My Google Scholar searches could not find any previous papers that dealt systematically with the domestic politics of subsidy cuts, so I put together a quick test. Using the IMF's Government Finance Statistics dataset (available at the ICPSR) I calculated the year-to-year changes in government spending on subsidies and other transfers for each country. I added a dummy variable that took on the value of 1 when the changes were negative (representing cuts) and 0 when they were positive or nil. I then merged the IMF data (stupid IMF country codes) with the Quality of Government time-series dataset and ran a series of logit regressions with the cuts variable as the response and Polity IV democracy score (higher = more democratic), International Country Risk Guide quality of governance score (higher = less corrupt), and real per-capita GDP as the independent variables. The results are below (coefficients are in terms of the log-odds):
Variable Coefficient Std. Error Z-score p > abs(z)
Democracy -0.1664171 0.0327781 -5.08 0
Quality of Governance -0.9525243 0.7546757 -1.26 0.207
Real GDP per Capita 0.0000372 0.000021 1.77 0.077
Of the three variables, democracy is the only one significant at the 95% level (though RGDP per Capita is significant at 90%). The negative effect is as expected - higher levels of democracy reduce the odds of a subsidy cut in any given year. Replacing democracy with the winning coalition measures in Bueno de Mesquita et. al. (2003) gives similar results, suggesting that the effect may be due to democratic leaders having to appeal to the population at large as opposed to regime insiders in order to survive.

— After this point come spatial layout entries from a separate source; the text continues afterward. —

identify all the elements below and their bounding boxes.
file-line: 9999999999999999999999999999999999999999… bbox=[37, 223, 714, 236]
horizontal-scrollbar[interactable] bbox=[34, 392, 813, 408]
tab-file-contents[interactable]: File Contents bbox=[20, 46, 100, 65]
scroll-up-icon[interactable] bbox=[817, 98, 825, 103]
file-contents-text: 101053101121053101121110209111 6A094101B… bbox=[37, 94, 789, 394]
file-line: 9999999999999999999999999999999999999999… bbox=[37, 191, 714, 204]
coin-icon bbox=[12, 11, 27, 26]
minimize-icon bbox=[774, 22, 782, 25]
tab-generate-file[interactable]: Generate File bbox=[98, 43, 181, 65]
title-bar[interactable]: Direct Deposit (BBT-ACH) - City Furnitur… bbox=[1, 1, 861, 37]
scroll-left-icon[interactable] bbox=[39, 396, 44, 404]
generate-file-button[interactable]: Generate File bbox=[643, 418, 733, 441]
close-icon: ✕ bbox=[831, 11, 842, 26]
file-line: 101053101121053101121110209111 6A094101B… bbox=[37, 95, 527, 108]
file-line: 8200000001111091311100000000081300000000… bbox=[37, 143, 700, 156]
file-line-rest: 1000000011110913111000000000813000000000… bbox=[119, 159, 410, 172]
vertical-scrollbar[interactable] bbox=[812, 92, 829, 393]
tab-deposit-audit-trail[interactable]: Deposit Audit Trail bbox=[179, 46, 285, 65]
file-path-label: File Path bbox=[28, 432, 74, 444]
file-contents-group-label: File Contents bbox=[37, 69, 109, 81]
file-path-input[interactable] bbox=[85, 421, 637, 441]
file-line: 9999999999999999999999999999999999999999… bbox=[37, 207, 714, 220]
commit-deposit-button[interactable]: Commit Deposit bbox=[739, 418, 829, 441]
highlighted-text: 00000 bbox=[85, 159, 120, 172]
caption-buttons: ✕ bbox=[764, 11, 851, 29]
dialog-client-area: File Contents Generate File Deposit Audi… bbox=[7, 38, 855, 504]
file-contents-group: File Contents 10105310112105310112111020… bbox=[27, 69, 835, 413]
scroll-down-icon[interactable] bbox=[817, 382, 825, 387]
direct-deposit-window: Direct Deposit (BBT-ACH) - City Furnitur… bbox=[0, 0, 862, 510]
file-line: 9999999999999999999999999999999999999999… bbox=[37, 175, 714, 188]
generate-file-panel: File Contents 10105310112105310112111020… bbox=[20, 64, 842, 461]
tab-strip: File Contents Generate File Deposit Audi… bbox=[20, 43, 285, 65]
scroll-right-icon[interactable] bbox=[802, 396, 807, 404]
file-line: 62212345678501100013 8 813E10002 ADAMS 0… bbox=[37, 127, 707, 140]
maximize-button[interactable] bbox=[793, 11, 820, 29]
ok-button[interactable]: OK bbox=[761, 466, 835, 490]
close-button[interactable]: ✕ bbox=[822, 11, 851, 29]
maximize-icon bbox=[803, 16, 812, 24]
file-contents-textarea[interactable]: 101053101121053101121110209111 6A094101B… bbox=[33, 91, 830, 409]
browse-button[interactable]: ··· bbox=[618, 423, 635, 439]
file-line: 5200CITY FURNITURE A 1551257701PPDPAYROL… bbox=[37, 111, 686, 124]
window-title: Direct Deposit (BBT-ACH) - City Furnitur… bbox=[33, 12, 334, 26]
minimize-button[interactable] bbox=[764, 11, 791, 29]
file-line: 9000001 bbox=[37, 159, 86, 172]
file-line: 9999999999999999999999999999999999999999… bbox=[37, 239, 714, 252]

One avenue for further research is to ask is whether corruption has an effect independent of democracy. The results weakly suggest that lower levels of corruption decrease the odds of subsidy cuts but the effect is not significant. However, the two measures are highly correlated. Including quality of governance but not democracy in the regression returns a negative and significant coefficient. The effect also makes sense - more corrupt governments may prefer to funnel funds into private coffers as opposed to spending them on large-scale public transfer payments. In the case of Nigeria, extreme levels of corruption (it's ranked 143rd on Transparency International's Corruption Perceptions Index) make it difficult for the Jonathan government to credibly assure Nigerian citizens that savings from the subsidy will not merely be distributed among elites. High levels of corruption may therefore be a barrier to subsidy removal. Amegashie (2006) suggests that:
If economic agents do not trust their governments and believe their most of their taxes are used for the private gain of politicians, then they might agitate for subsidies  on certain commodities as a way of getting a piece of the national pie. Subsidies, no matter how inefficient, may then be used by the electorate as a way of getting politicians to commit to some form of credible redistribution.  
Although a deterrence effect is not apparent in my tests, it may be that subsidy cuts, ceteris paribus, spark greater public protests in countries with higher levels of corruption. Unfortunately, I don't know any other good time-series measure of domestic unrest other than the Banks dataset (which Georgetown, to my knowledge, does not have), so I was unable to do a quick regression with STATA.

Edit: 6:34 PM 1/15/2012

1 comment:

  1. I think this is a very good and under-researched question and your first-take is cool. Using IMF data may not be ideal, but certainly adequate. You should publish this. Also, this is a really nice blog. Keep up the good work!